The second book in VanderMeer’s Southern Reach Trilogy sees the weirdness of Area X permeate the facility tasked with controlling it. Authority mixes mundane office drama with spy-vs-spy paranoia and VanderMeer’s particular brand of the Weird. The novel thrums with a strain of dark humor and the surreal, familiar to anyone who’s been trapped in a job with a dysfunctional organization. For a shorter and stranger take on surreal office horror, read “The Situation” in his collection The Third Bear, or a comic adaptation of it at Tor.com.
Tidbeck’s 2015 short story takes the idea of ghostwriting to its properly spooky conclusion: the narrator, an impoverished writer trying to break into publishing, is referred to a ghostwriting gig by a friend. She finds out that the gig isn’t, as she thought, editing notes left by deceased authors, but taking actual diction from their reanimated corpses. When the friend who referred her dies via a falling piano and is resurrected, the narrator is tasked with transcribing her postmortem rambles. The story is full of these kinds of tender ironies, told with a deadpan tone that disguises real concerns about intellectual property, profiteering off creative labor, and the afterlife of art. Tidbeck’s novel Amatka also tackles the futility and ennui of living in self-devouring economic systems.
Stephen Graham Jones is a prolific horror writer, he’s churned out several books and novels, in addition to critical work about the horror genre. As such, he gets easily into the heart of what ghosts are: outsiders, creatures of the margins and fringes, finding hidden ways into the places we thought were safe. The novel’s young protagonist encounters a vision of his father’s fancy dance regalia, despite having died on the reservation nearly a decade earlier. Mapping the Interior’s characters are forced to make terrible choices when faced with the colliding extremes of poverty, necessity, pride, and power.

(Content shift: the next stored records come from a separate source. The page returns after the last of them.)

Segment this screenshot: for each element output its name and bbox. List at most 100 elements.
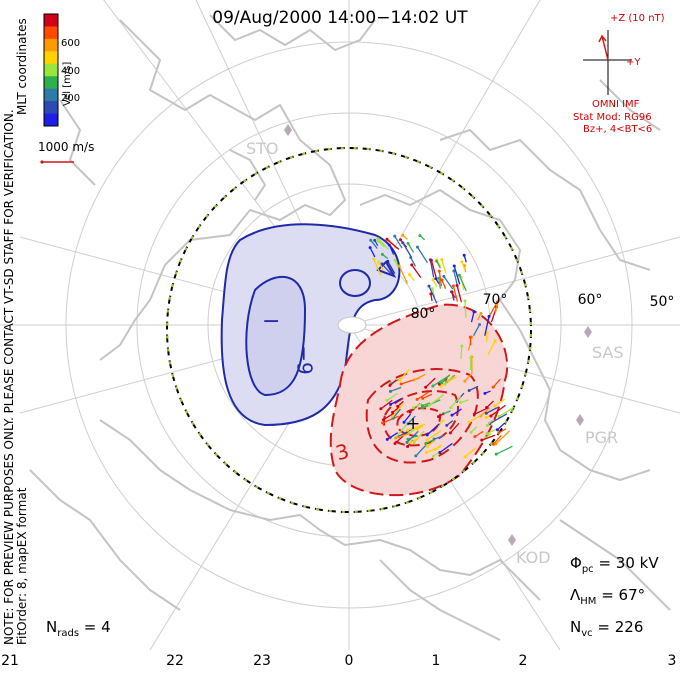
velocity-vector-origin	[427, 284, 431, 288]
velocity-vector-origin	[385, 437, 389, 441]
velocity-vector	[381, 263, 393, 276]
velocity-vector	[429, 259, 435, 278]
velocity-vector-origin	[393, 258, 397, 262]
mlt-tick-1: 1	[431, 653, 441, 669]
velocity-vector-origin	[387, 243, 391, 247]
velocity-vector	[383, 412, 395, 421]
velocity-vector-origin	[485, 423, 489, 427]
hmb-sub: HM	[580, 596, 597, 607]
velocity-vector	[395, 432, 410, 439]
velocity-vector-origin	[485, 432, 489, 436]
phi-pc-symbol: Φ	[570, 554, 582, 572]
velocity-vector-origin	[388, 383, 392, 387]
velocity-vector	[392, 406, 401, 413]
velocity-vector	[377, 238, 389, 250]
velocity-vector-origin	[396, 404, 400, 408]
pole-patch	[337, 316, 367, 334]
phi-pc-sub: pc	[581, 564, 594, 575]
velocity-vector	[386, 238, 400, 250]
velocity-vector-origin	[450, 413, 454, 417]
velocity-vector-origin	[388, 389, 392, 393]
velocity-vector-origin	[431, 384, 435, 388]
station-markers	[282, 124, 592, 546]
velocity-vector	[422, 393, 433, 400]
velocity-vector	[407, 243, 415, 253]
velocity-vector	[468, 414, 482, 423]
mlt-tick-22: 22	[166, 653, 184, 669]
nvc-sub: vc	[581, 628, 593, 639]
negative-cell	[220, 223, 401, 427]
velocity-vector-origin	[472, 310, 476, 314]
colorbar-tick-600: 600	[61, 38, 81, 49]
velocity-vector	[409, 437, 419, 444]
velocity-vector-origin	[379, 407, 383, 411]
velocity-vector	[439, 442, 453, 454]
velocity-vector-origin	[437, 382, 441, 386]
velocity-vector-origin	[406, 428, 410, 432]
velocity-vector-origin	[438, 451, 442, 455]
velocity-vector	[470, 311, 475, 323]
velocity-vector-origin	[411, 406, 415, 410]
velocity-vector-origin	[457, 273, 461, 277]
coordinate-label: MLT coordinates	[15, 18, 29, 115]
velocity-vector-origin	[376, 237, 380, 241]
velocity-vector	[495, 445, 513, 455]
velocity-vector-origin	[484, 416, 488, 420]
velocity-vector-origin	[448, 431, 452, 435]
velocity-vector-origin	[452, 264, 456, 268]
velocity-vector-origin	[393, 441, 397, 445]
mlt-tick-2: 2	[518, 653, 528, 669]
velocity-vector	[484, 316, 490, 336]
velocity-vector	[486, 406, 499, 414]
velocity-vector	[441, 259, 447, 274]
velocity-vector	[438, 271, 443, 287]
station-kod-marker	[508, 534, 516, 546]
velocity-vector	[495, 300, 500, 313]
velocity-vector	[426, 446, 442, 454]
velocity-vector-origin	[463, 455, 467, 459]
velocity-vector	[496, 422, 505, 431]
colorbar-segment	[44, 38, 58, 52]
reference-vector-dot	[40, 160, 44, 164]
velocity-vector	[495, 430, 511, 445]
velocity-vector-origin	[469, 356, 473, 360]
velocity-vector	[441, 279, 447, 289]
velocity-vector-origin	[462, 253, 466, 257]
velocity-vector-origin	[401, 233, 405, 237]
velocity-vector-origin	[440, 381, 444, 385]
velocity-vector-origin	[492, 442, 496, 446]
velocity-vector-origin	[414, 454, 418, 458]
velocity-vector	[369, 247, 376, 258]
velocity-vector-origin	[430, 287, 434, 291]
velocity-vector-origin	[390, 414, 394, 418]
nvc-value: = 226	[592, 618, 644, 636]
velocity-vector-origin	[412, 441, 416, 445]
velocity-vector	[488, 301, 498, 318]
colorbar-segment	[44, 26, 58, 40]
velocity-vector	[394, 235, 403, 249]
velocity-vector	[498, 406, 515, 418]
velocity-vector-origin	[410, 263, 414, 267]
lat-label-60: 60°	[577, 292, 603, 308]
velocity-vector	[430, 260, 437, 278]
velocity-vector-origin	[460, 344, 464, 348]
velocity-vector	[487, 340, 496, 356]
velocity-vector-origin	[389, 402, 393, 406]
velocity-vector	[426, 423, 440, 436]
velocity-vector-origin	[431, 454, 435, 458]
velocity-vector	[425, 377, 436, 388]
velocity-vector-origin	[421, 396, 425, 400]
vector-count: Nvc = 226	[570, 618, 643, 639]
velocity-vector	[394, 430, 410, 444]
velocity-vector-origin	[424, 441, 428, 445]
colorbar-tick-400: 400	[61, 66, 81, 77]
velocity-vector-origin	[412, 378, 416, 382]
velocity-vector	[494, 398, 505, 407]
velocity-vector-origin	[406, 241, 410, 245]
velocity-vector-origin	[401, 241, 405, 245]
fit-order-note: FitOrder: 8, mapEX format	[15, 487, 29, 645]
hm-boundary	[166, 147, 532, 513]
velocity-vector	[492, 378, 501, 388]
velocity-vector	[480, 407, 491, 417]
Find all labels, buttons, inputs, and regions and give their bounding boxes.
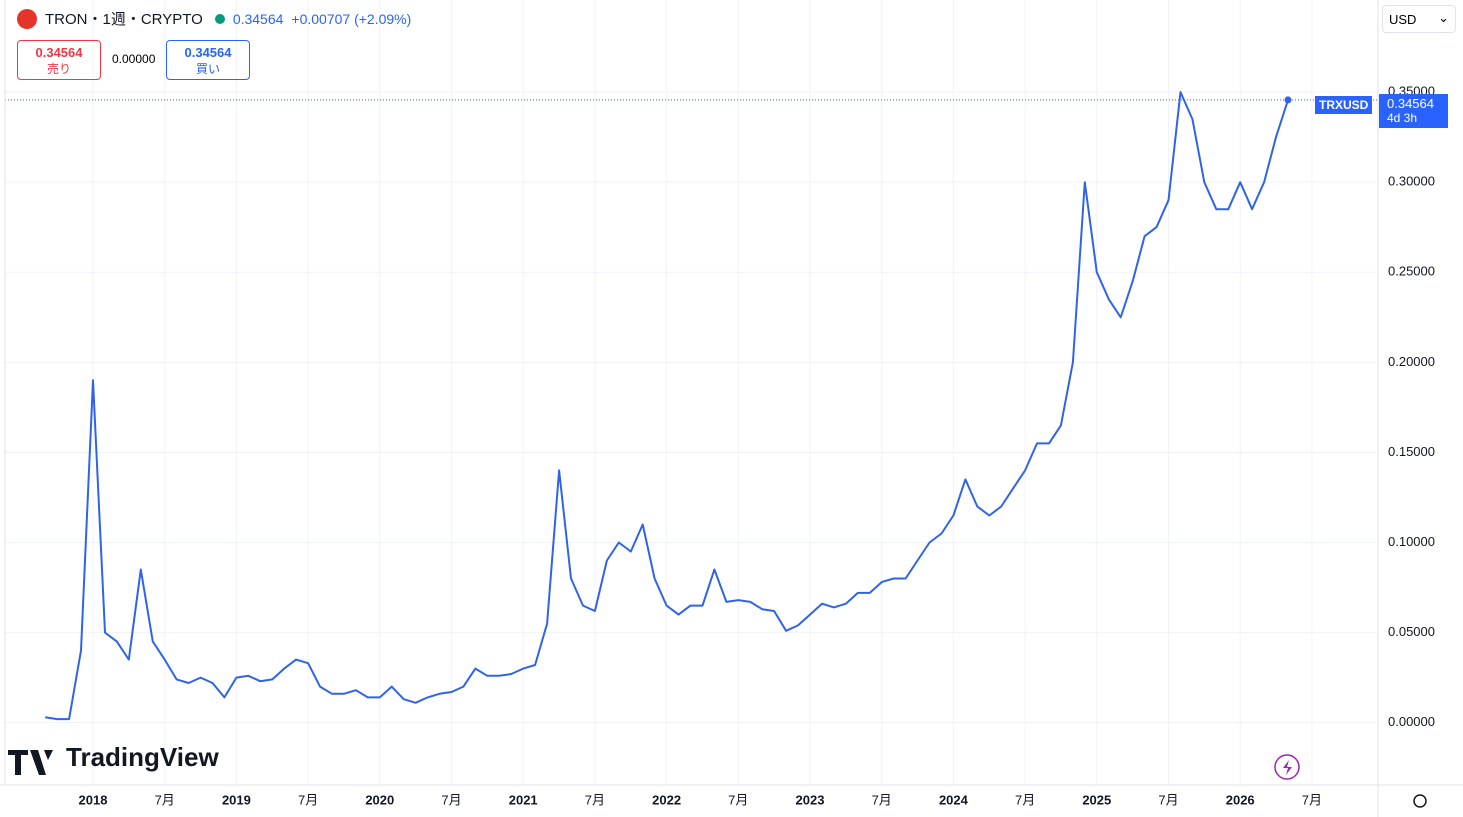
y-tick-label: 0.30000 bbox=[1388, 174, 1435, 189]
sell-label: 売り bbox=[46, 62, 71, 76]
tag-countdown: 4d 3h bbox=[1387, 111, 1418, 125]
brand-logo: TradingView bbox=[8, 742, 219, 775]
spread: 0.00000 bbox=[112, 52, 156, 66]
x-tick-label: 2023 bbox=[796, 792, 825, 807]
symbol[interactable]: TRON・1週・CRYPTO bbox=[45, 11, 203, 28]
price-line bbox=[45, 91, 1289, 721]
settings-icon[interactable] bbox=[1413, 794, 1427, 808]
tron-icon bbox=[17, 8, 37, 29]
y-tick-label: 0.05000 bbox=[1388, 624, 1435, 639]
currency: USD bbox=[1389, 12, 1417, 27]
buy-button[interactable]: 0.34564 買い bbox=[166, 40, 250, 80]
y-tick-label: 0.20000 bbox=[1388, 354, 1435, 369]
currency-select[interactable]: USD ⌄ bbox=[1382, 5, 1456, 33]
y-tick-label: 0.25000 bbox=[1388, 264, 1435, 279]
x-tick-label: 2021 bbox=[509, 792, 538, 807]
ticker-tag: TRXUSD bbox=[1315, 96, 1373, 114]
x-tick-label: 2020 bbox=[365, 792, 394, 807]
x-tick-label: 7月 bbox=[441, 792, 461, 807]
tag-price: 0.34564 bbox=[1387, 96, 1434, 111]
lightning-icon[interactable] bbox=[1274, 754, 1300, 780]
market-status bbox=[214, 13, 225, 24]
x-tick-label: 7月 bbox=[728, 792, 748, 807]
x-tick-label: 7月 bbox=[298, 792, 318, 807]
sell-button[interactable]: 0.34564 売り bbox=[17, 40, 101, 80]
change: +0.00707 (+2.09%) bbox=[291, 10, 412, 27]
x-tick-label: 2025 bbox=[1082, 792, 1111, 807]
last-point bbox=[1284, 96, 1292, 104]
x-tick-label: 2019 bbox=[222, 792, 251, 807]
price-tag: 0.34564 4d 3h bbox=[1379, 94, 1448, 128]
x-tick-label: 7月 bbox=[1015, 792, 1035, 807]
chevron: ⌄ bbox=[1438, 10, 1449, 25]
price: 0.34564 bbox=[232, 10, 284, 27]
y-tick-label: 0.10000 bbox=[1388, 534, 1435, 549]
x-tick-label: 7月 bbox=[1302, 792, 1322, 807]
x-tick-label: 7月 bbox=[155, 792, 175, 807]
x-tick-label: 7月 bbox=[872, 792, 892, 807]
header: TRON・1週・CRYPTO 0.34564 +0.00707 (+2.09%) bbox=[17, 8, 411, 29]
x-tick-label: 2018 bbox=[79, 792, 108, 807]
x-tick-label: 7月 bbox=[1158, 792, 1178, 807]
buy-price: 0.34564 bbox=[184, 45, 232, 60]
y-tick-label: 0.15000 bbox=[1388, 444, 1435, 459]
x-tick-label: 7月 bbox=[585, 792, 605, 807]
y-tick-label: 0.00000 bbox=[1388, 714, 1435, 729]
brand-name: TradingView bbox=[66, 742, 219, 772]
x-tick-label: 2026 bbox=[1226, 792, 1255, 807]
x-tick-label: 2024 bbox=[939, 792, 969, 807]
lightning-glyph bbox=[1283, 760, 1292, 775]
x-tick-label: 2022 bbox=[652, 792, 681, 807]
buy-label: 買い bbox=[195, 62, 220, 76]
sell-price: 0.34564 bbox=[35, 45, 83, 60]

Whiteness, wealth and the systems upholding them are on par with monsters from the outer planes in LaValle’s slim novella, a retelling of HP Lovecraft’s virulently racist “The Horror at Redhook.” Lovecraft’s story used New York City’s Black and immigrant populations and the slums that they were confined to as a backdrop for a monster-worshipping cult. LaValle’s protagonist, a mediocre bluesman mourning a father murdered by the police, flips the script. The chilling indifference of the Great Old Ones—a source of terror in cosmic horror—seems like a kindness compared to the hatred of the white and the wealthy.